I would totally stand behind calling this the 40th... but 50 is just to crazy...
 

From Wikipedia.

He began writing stories about the Forgotten Realms as a child, starting in the mid 1960's.

It's actually closer to 50 than you think. If it was 1965 then it would be 50 years ago. That means at the age of 6 he was writing stuff on the Forgotten Realms. There is no age requirement when something is actually acknowledged. It's for none of you here to make the decision.
 

The creator of our hobby, and maybe the person millions owe how we play games to is Gary, and I find it more then a little off putting when Ed tries to set himself as being before him...
People repeatedly peddling their misconceptions like this used to really piss me off, and I used to REALLY enjoy delivering up a serving of holy hell to the ones who couldn't bother to learn a little bit before they put fingers to keyboard, but I have learned that it comes with the territory.

Ed vs. Gary drama only exists to the degree that anonymous online strangers care to gin it up.

On another note: I'd like to pin down exactly when the formative ideas for D&D came about and work got started. That would be a good day to hoist a beer and toast Gary, Dave, share a drink with friends and celebrate the birth of D&D.
 

I would totally stand behind calling this the 40th... but 50 is just to crazy...

I would not even go with 40. The stuff I did back in the same timeframe can hardly be called a living breathing canon campaign world. Sure, I invented gaming systems back then and took them to conventions and had notebooks of campaign stuff, but I don't consider my teenage scriblings with influences from every fantasy and sci fi book and movie and module that ever came out to be a solid campaign. At best, Ed's campaign really became semi-polished in '86 when Ed really sat down and started collating and working to make it a cohesive whole for publication the following year. Sure, he already had a lot of the ideas before then, many of them in various notebooks. But the ideas that he had in '75 (and earlier) were a small fraction of those from the decade longer campaign he got published in '87 (and many of those earlier ideas probably got discarded anyway). It became canon when it became published. Two years from now, I will celebrate FR's 30th anniversary (cause I have always really really liked FR). :cool:
 

From Wikipedia.

He began writing stories about the Forgotten Realms as a child, starting in the mid 1960's.

It's actually closer to 50 than you think. If it was 1965 then it would be 50 years ago. That means at the age of 6 he was writing stuff on the Forgotten Realms. There is no age requirement when something is actually acknowledged. It's for none of you here to make the decision.

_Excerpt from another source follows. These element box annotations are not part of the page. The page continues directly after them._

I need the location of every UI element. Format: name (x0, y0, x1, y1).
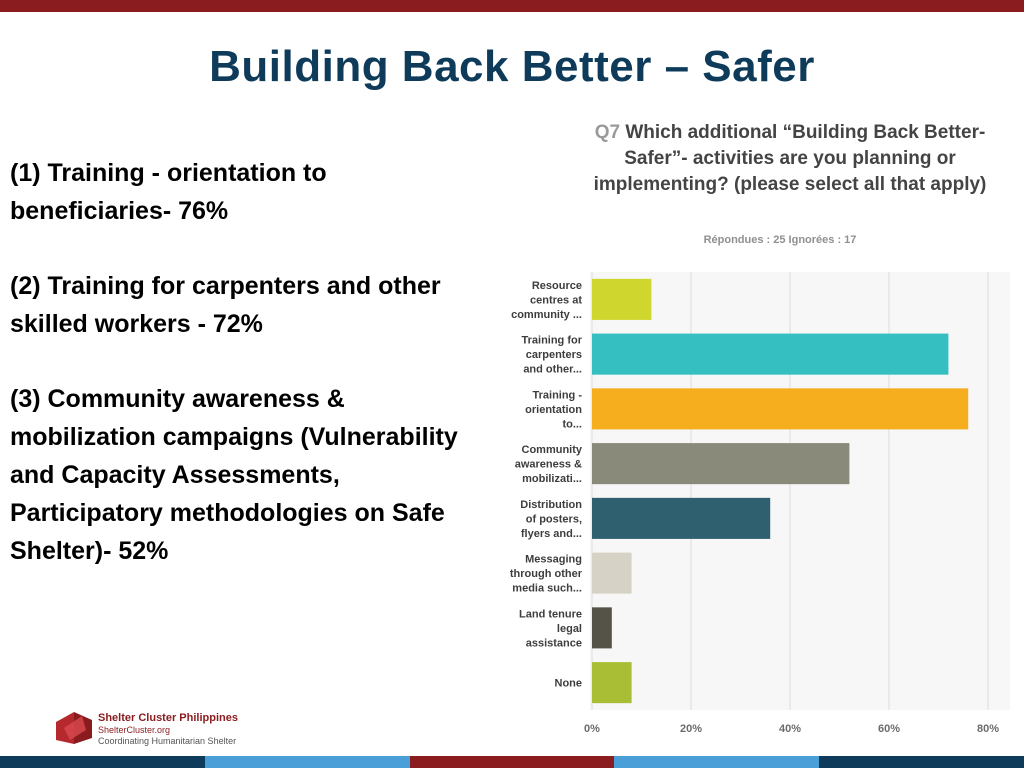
x-tick-label: 0% (584, 723, 600, 735)
survey-chart: Q7 Which additional “Building Back Bette… (495, 116, 1015, 746)
category-label: community ... (511, 309, 582, 321)
category-label: awareness & (515, 459, 582, 471)
bar (592, 333, 949, 375)
chart-title: Q7 Which additional “Building Back Bette… (575, 120, 1005, 198)
response-count: Répondues : 25 Ignorées : 17 (703, 234, 857, 246)
stripe (409, 756, 615, 768)
bar (592, 552, 632, 594)
category-label: Training - (533, 389, 583, 401)
bullet-item: (3) Community awareness & mobilization c… (10, 385, 458, 565)
category-label: to... (562, 418, 582, 430)
category-label: Messaging (525, 554, 582, 566)
category-label: mobilizati... (522, 473, 582, 485)
footer-tagline: Coordinating Humanitarian Shelter (98, 736, 237, 746)
x-tick-label: 80% (977, 723, 999, 735)
x-tick-label: 40% (779, 723, 801, 735)
shelter-logo-icon (56, 712, 92, 744)
stripe (204, 756, 410, 768)
category-label: of posters, (526, 513, 582, 525)
category-label: and other... (523, 364, 582, 376)
category-label: Resource (532, 280, 582, 292)
category-label: Distribution (520, 499, 582, 511)
bullet-item: (2) Training for carpenters and other sk… (10, 272, 441, 338)
stripe (0, 756, 205, 768)
footer-site: ShelterCluster.org (98, 725, 171, 735)
category-label: through other (510, 568, 583, 580)
footer-org: Shelter Cluster Philippines (98, 712, 238, 724)
category-label: Training for (522, 335, 583, 347)
bullet-item: (1) Training - orientation to beneficiar… (10, 159, 327, 225)
question-text: Which additional “Building Back Better-S… (593, 122, 987, 195)
category-label: assistance (526, 637, 582, 649)
bottom-stripes (0, 756, 1024, 768)
x-tick-label: 20% (680, 723, 702, 735)
bar (592, 443, 850, 485)
bar (592, 607, 612, 649)
bar (592, 278, 652, 320)
bar (592, 497, 771, 539)
category-label: Land tenure (519, 608, 582, 620)
bar (592, 388, 969, 430)
category-label: media such... (512, 583, 582, 595)
category-label: orientation (525, 404, 582, 416)
category-label: flyers and... (521, 528, 582, 540)
footer: Shelter Cluster Philippines ShelterClust… (98, 711, 238, 747)
top-bar (0, 0, 1024, 12)
stripe (819, 756, 1024, 768)
bar-chart-svg: Resource centres at community ... Training … (510, 272, 1010, 735)
stripe (614, 756, 820, 768)
x-tick-label: 60% (878, 723, 900, 735)
category-label: legal (557, 623, 582, 635)
bullet-list: (1) Training - orientation to beneficiar… (10, 154, 480, 607)
question-number: Q7 (594, 122, 621, 143)
category-label: carpenters (526, 349, 582, 361)
category-label: centres at (530, 294, 582, 306)
category-label: Community (522, 444, 583, 456)
bar (592, 662, 632, 704)
slide-title: Building Back Better – Safer (209, 42, 815, 91)
category-label: None (555, 678, 583, 690)
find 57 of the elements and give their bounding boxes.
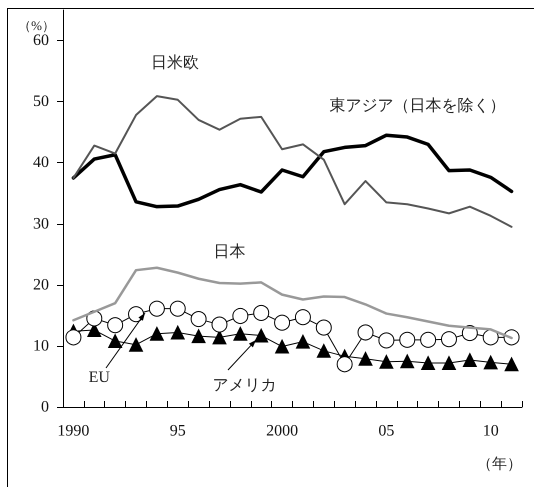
y-tick-label: 30 <box>33 215 49 232</box>
series-label: EU <box>88 368 110 386</box>
y-tick-label: 0 <box>41 398 49 416</box>
y-axis-title: （%） <box>18 18 55 33</box>
x-tick-label: 1990 <box>57 422 90 440</box>
series-label: 日本 <box>213 242 246 261</box>
point <box>254 328 268 343</box>
point <box>233 326 248 341</box>
point <box>440 331 457 348</box>
x-tick-label: 10 <box>482 422 499 440</box>
point <box>421 356 436 370</box>
line-series <box>72 133 514 208</box>
x-axis-title: （年） <box>477 456 522 472</box>
point <box>399 332 416 348</box>
point <box>336 356 353 372</box>
point <box>316 320 332 336</box>
line-series <box>72 95 513 228</box>
y-tick-label: 60 <box>33 32 49 50</box>
x-tick-label: 2000 <box>266 422 298 440</box>
series-label: 日米欧 <box>150 54 199 72</box>
point <box>129 338 144 352</box>
y-tick-label: 10 <box>33 337 49 354</box>
point <box>378 332 394 348</box>
point <box>107 317 124 334</box>
text: 東アジア（日本を除く） <box>329 96 506 115</box>
point <box>170 325 185 340</box>
point <box>442 356 456 370</box>
point <box>462 352 477 367</box>
point <box>275 340 290 354</box>
point <box>358 352 373 366</box>
x-tick-label: 95 <box>170 422 186 440</box>
point <box>211 316 228 333</box>
legend-label: アメリカ <box>212 376 276 394</box>
point <box>379 354 394 369</box>
y-tick-label: 40 <box>33 154 49 172</box>
point <box>420 332 436 348</box>
point <box>232 308 248 324</box>
point <box>296 334 310 349</box>
x-tick-label: 05 <box>378 422 394 440</box>
point <box>504 357 519 372</box>
point <box>65 329 82 346</box>
point <box>150 326 164 341</box>
point <box>212 330 226 344</box>
point <box>358 324 374 340</box>
point <box>108 334 122 348</box>
point <box>192 329 206 344</box>
point <box>316 344 331 358</box>
point <box>190 311 207 328</box>
point <box>484 355 498 370</box>
y-tick-label: 50 <box>33 93 49 110</box>
point <box>400 354 414 368</box>
point <box>274 314 290 331</box>
point <box>253 304 270 321</box>
point <box>294 309 311 326</box>
y-tick-label: 20 <box>33 276 49 294</box>
point <box>148 300 165 317</box>
point <box>170 300 186 317</box>
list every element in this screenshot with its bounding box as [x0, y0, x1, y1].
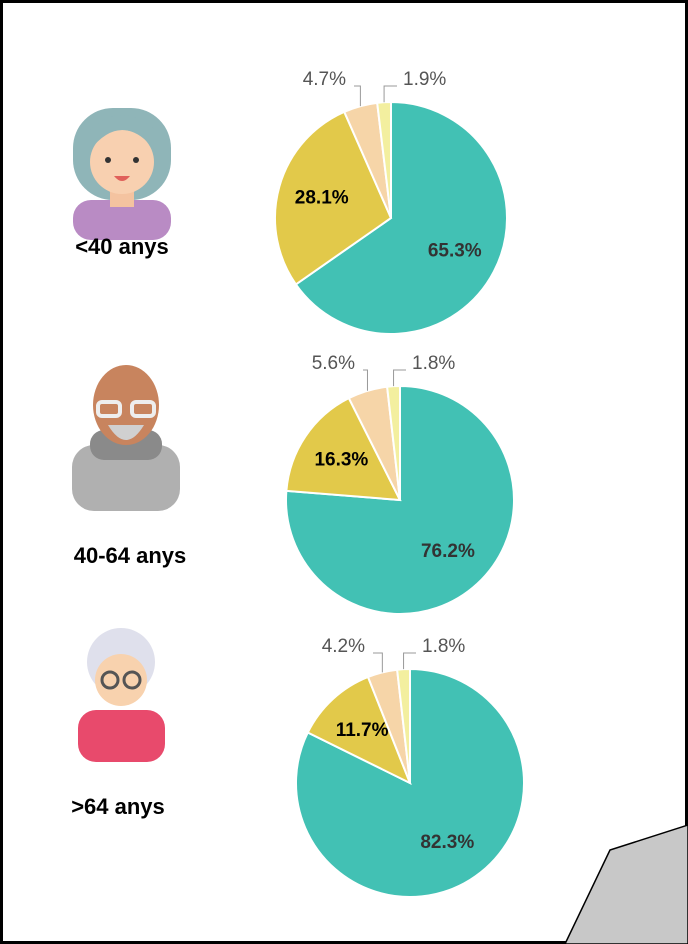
slice-label: 5.6% [312, 353, 355, 374]
slice-label: 1.8% [422, 636, 465, 657]
slice-label: 1.8% [412, 353, 455, 374]
slice-label: 11.7% [336, 720, 389, 741]
slice-label: 76.2% [421, 541, 475, 562]
chart: <40 anys 40-64 anys >64 anys 65.3% 28.1% 4… [0, 0, 688, 944]
slice-label: 16.3% [314, 450, 368, 471]
slice-label: 4.7% [303, 69, 346, 90]
slice-label: 82.3% [420, 832, 474, 853]
slice-label: 65.3% [428, 240, 482, 261]
slice-label: 28.1% [295, 188, 349, 209]
group-label: 40-64 anys [74, 543, 187, 568]
slice-label: 1.9% [403, 69, 446, 90]
group-label: >64 anys [71, 794, 165, 819]
group-label: <40 anys [75, 234, 169, 259]
avatar-young [73, 108, 171, 240]
slice-label: 4.2% [322, 636, 365, 657]
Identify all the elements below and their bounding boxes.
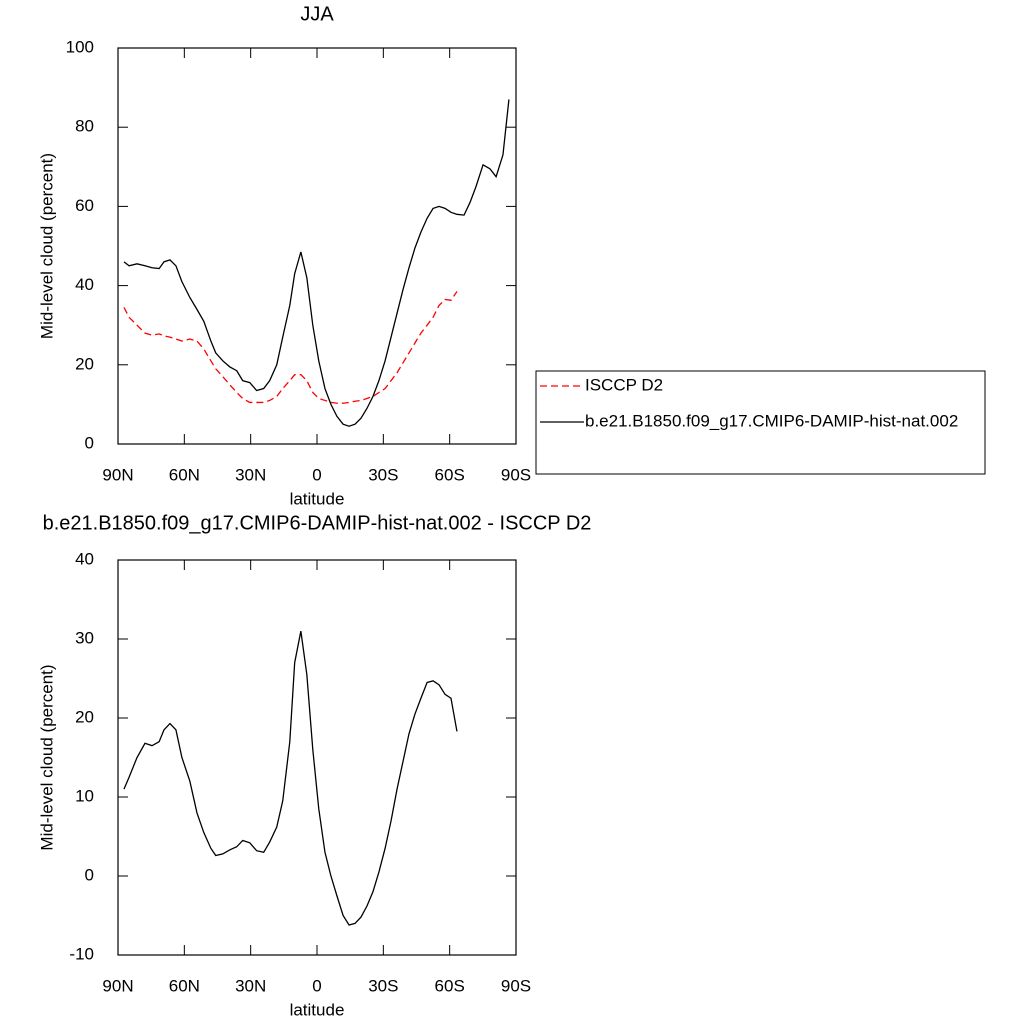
y-tick-label: -10 bbox=[69, 944, 94, 963]
y-tick-label: 0 bbox=[85, 433, 94, 452]
x-tick-label: 90N bbox=[102, 976, 133, 995]
legend-label: b.e21.B1850.f09_g17.CMIP6-DAMIP-hist-nat… bbox=[585, 411, 958, 430]
x-tick-label: 0 bbox=[312, 976, 321, 995]
x-axis-label: latitude bbox=[290, 1000, 345, 1019]
x-tick-label: 30S bbox=[368, 976, 398, 995]
x-tick-label: 30N bbox=[235, 465, 266, 484]
x-tick-label: 90S bbox=[501, 976, 531, 995]
chart-title: JJA bbox=[300, 3, 334, 25]
y-tick-label: 10 bbox=[75, 786, 94, 805]
x-tick-label: 0 bbox=[312, 465, 321, 484]
y-tick-label: 60 bbox=[75, 196, 94, 215]
y-tick-label: 30 bbox=[75, 628, 94, 647]
chart-title: b.e21.B1850.f09_g17.CMIP6-DAMIP-hist-nat… bbox=[43, 512, 592, 534]
y-tick-label: 100 bbox=[66, 37, 94, 56]
y-axis-label: Mid-level cloud (percent) bbox=[37, 664, 56, 850]
y-axis-label: Mid-level cloud (percent) bbox=[37, 153, 56, 339]
y-tick-label: 20 bbox=[75, 354, 94, 373]
data-line bbox=[123, 291, 458, 404]
plot-frame bbox=[117, 47, 517, 445]
x-tick-label: 30S bbox=[368, 465, 398, 484]
data-line bbox=[123, 99, 510, 427]
x-tick-label: 90N bbox=[102, 465, 133, 484]
legend-label: ISCCP D2 bbox=[585, 375, 663, 394]
x-tick-label: 60N bbox=[169, 976, 200, 995]
data-line bbox=[123, 630, 458, 926]
plot-frame bbox=[117, 559, 517, 956]
y-tick-label: 80 bbox=[75, 117, 94, 136]
y-tick-label: 20 bbox=[75, 707, 94, 726]
x-tick-label: 60N bbox=[169, 465, 200, 484]
x-tick-label: 60S bbox=[435, 976, 465, 995]
x-tick-label: 60S bbox=[435, 465, 465, 484]
x-tick-label: 90S bbox=[501, 465, 531, 484]
y-tick-label: 40 bbox=[75, 275, 94, 294]
x-axis-label: latitude bbox=[290, 489, 345, 508]
legend-box bbox=[535, 370, 986, 475]
x-tick-label: 30N bbox=[235, 976, 266, 995]
y-tick-label: 0 bbox=[85, 865, 94, 884]
y-tick-label: 40 bbox=[75, 549, 94, 568]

the common way is by publication date that isn't anyone here making up a rule. if 3 year old or 4 year old or 20 year old ed wrote something and got it published... cool, but he didn't it was published int eh 80's
 


On another note: I'd like to pin down exactly when the formative ideas for D&D came about and work got started. That would be a good day to hoist a beer and toast Gary, Dave, share a drink with friends and celebrate the birth of D&D.
I think the formative ideas can be traced to Gen Con I (1968), when Gary saw a demonstration of a medieval miniatures game "Siege of Bodenberg". This by all accounts interested Gary, and he began thinking about how to improve miniatures rules for 1-on-1 combat, eventually leading to the publication of Chainmail in 1971.